SBC President Bryant Wright noted after the vote that the denomination was founded for two reasons — “one was bad, one was great” — the defense of slavery and sharing the gospel.
Southern Baptists meeting in Phoenix adopted a plan to try to boost minorities in their top leadership posts as they face continuing reports of stagnant baptism rates and declining membership.
Members of the nation’s largest Protestant denomination backed the recommendation for intentionally including minorities as nominees for positions, speakers at the annual meeting, and staff recruited for its seminaries and mission boards.
Before the vote, Executive Committee President and CEO Frank Page acknowledged the need for “measurable information” to help Southern Baptists evaluate their progress on ethnic relations.
“I believe we are living in a day and time where there will be increased ethnic involvement and increased sensitivity to ethnic diversity within our convention,” Page pledged to the more than 4,000 Baptists at the Phoenix Convention Center.
“In the principle of honesty, I tell you we have not done as we ought.”

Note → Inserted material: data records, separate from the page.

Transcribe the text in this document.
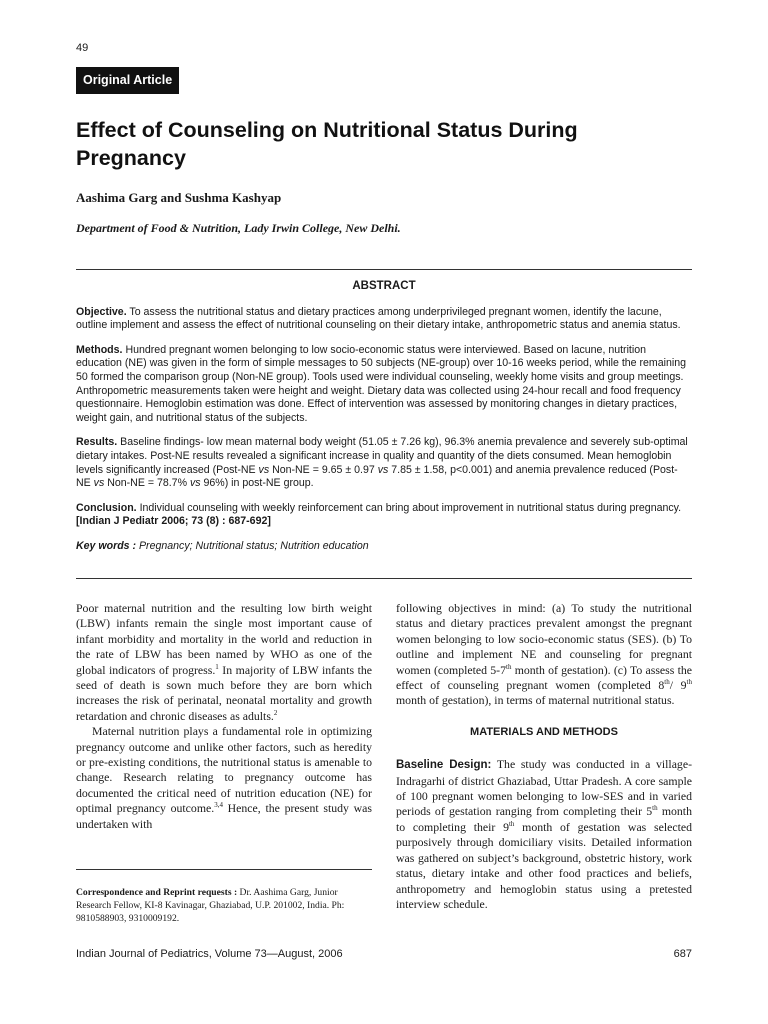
49
Original Article
Effect of Counseling on Nutritional Status During Pregnancy
Aashima Garg and Sushma Kashyap
Department of Food & Nutrition, Lady Irwin College, New Delhi.
ABSTRACT

Objective. To assess the nutritional status and dietary practices among underprivileged pregnant women, identify the lacune, outline implement and assess the effect of nutritional counseling on their dietary intake, anthropometric status and anemia status.

Methods. Hundred pregnant women belonging to low socio-economic status were interviewed. Based on lacune, nutrition education (NE) was given in the form of simple messages to 50 subjects (NE-group) over 10-16 weeks period, while the remaining 50 formed the comparison group (Non-NE group). Tools used were individual counseling, weekly home visits and group meetings. Anthropometric measurements taken were height and weight. Dietary data was collected using 24-hour recall and food frequency questionnaire. Hemoglobin estimation was done. Effect of intervention was assessed by monitoring changes in dietary practices, weight gain, and nutritional status of the subjects.

Results. Baseline findings- low mean maternal body weight (51.05 ± 7.26 kg), 96.3% anemia prevalence and severely sub-optimal dietary intakes. Post-NE results revealed a significant increase in quality and quantity of the diets consumed. Mean hemoglobin levels significantly increased (Post-NE vs Non-NE = 9.65 ± 0.97 vs 7.85 ± 1.58, p<0.001) and anemia prevalence reduced (Post-NE vs Non-NE = 78.7% vs 96%) in post-NE group.

Conclusion. Individual counseling with weekly reinforcement can bring about improvement in nutritional status during pregnancy. [Indian J Pediatr 2006; 73 (8) : 687-692]

Key words : Pregnancy; Nutritional status; Nutrition education

Poor maternal nutrition and the resulting low birth weight (LBW) infants remain the single most important cause of infant morbidity and mortality in the world and reduction in the rate of LBW has been named by WHO as one of the global indicators of progress.$^1$ In majority of LBW infants the seed of death is sown much before they are born which increases the risk of perinatal, neonatal mortality and growth retardation and chronic diseases as adults.$^2$

Maternal nutrition plays a fundamental role in optimizing pregnancy outcome and unlike other factors, such as heredity or pre-existing conditions, the nutritional status is amenable to change. Research relating to pregnancy outcome has documented the critical need of nutrition education (NE) for optimal pregnancy outcome.$^{3,4}$ Hence, the present study was undertaken with

following objectives in mind: (a) To study the nutritional status and dietary practices prevalent amongst the pregnant women belonging to low socio-economic status (SES). (b) To outline and implement NE and counseling for pregnant women (completed 5-7th month of gestation). (c) To assess the effect of counseling pregnant women (completed 8th/ 9th month of gestation), in terms of maternal nutritional status.

MATERIALS AND METHODS

Baseline Design: The study was conducted in a village-Indragarhi of district Ghaziabad, Uttar Pradesh. A core sample of 100 pregnant women belonging to low-SES and in varied periods of gestation ranging from completing their 5th month to completing their 9th month of gestation was selected purposively through domiciliary visits. Detailed information was gathered on subject’s background, obstetric history, work status, dietary intake and other food practices and beliefs, anthropometry and hemoglobin status using a pretested interview schedule.

Correspondence and Reprint requests : Dr. Aashima Garg, Junior Research Fellow, KI-8 Kavinagar, Ghaziabad, U.P. 201002, India. Ph: 9810588903, 9310009192.
Indian Journal of Pediatrics, Volume 73—August, 2006	687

The move toward greater diversity comes as the predominantly white denomination grapples with a 2010 baptism rate that was down 5 percent from 2009 and a 0.15 percent drop in membership — the fourth consecutive year of decline.
The recommendation was the result of two years of study after a Korean pastor from Boston requested an examination of how ethnic churches and their leaders could be more actively involved.
On the convention floor, delegates (known as messengers) defeated a move to change the language of the statement to appoint convention leaders “who are the most gospel-minded regardless of their ethnic background.”
“If we keep the gospel as the center, everything else will follow and take place,” said Channing Kilgore, the Tennessee delegate who offered the amendment.
Others countered that the intentional language was necessary.
“We cannot any longer be a convention that is basically a white convention that anybody can come to,” said Pastor Jim Goforth, who leads a multicultural church in Florissant, Mo. “We must intentionally be a convention that reaches out to everyone, and until the stage looks like we want the pew to look like, it won’t be that way. It doesn’t happen by accident.”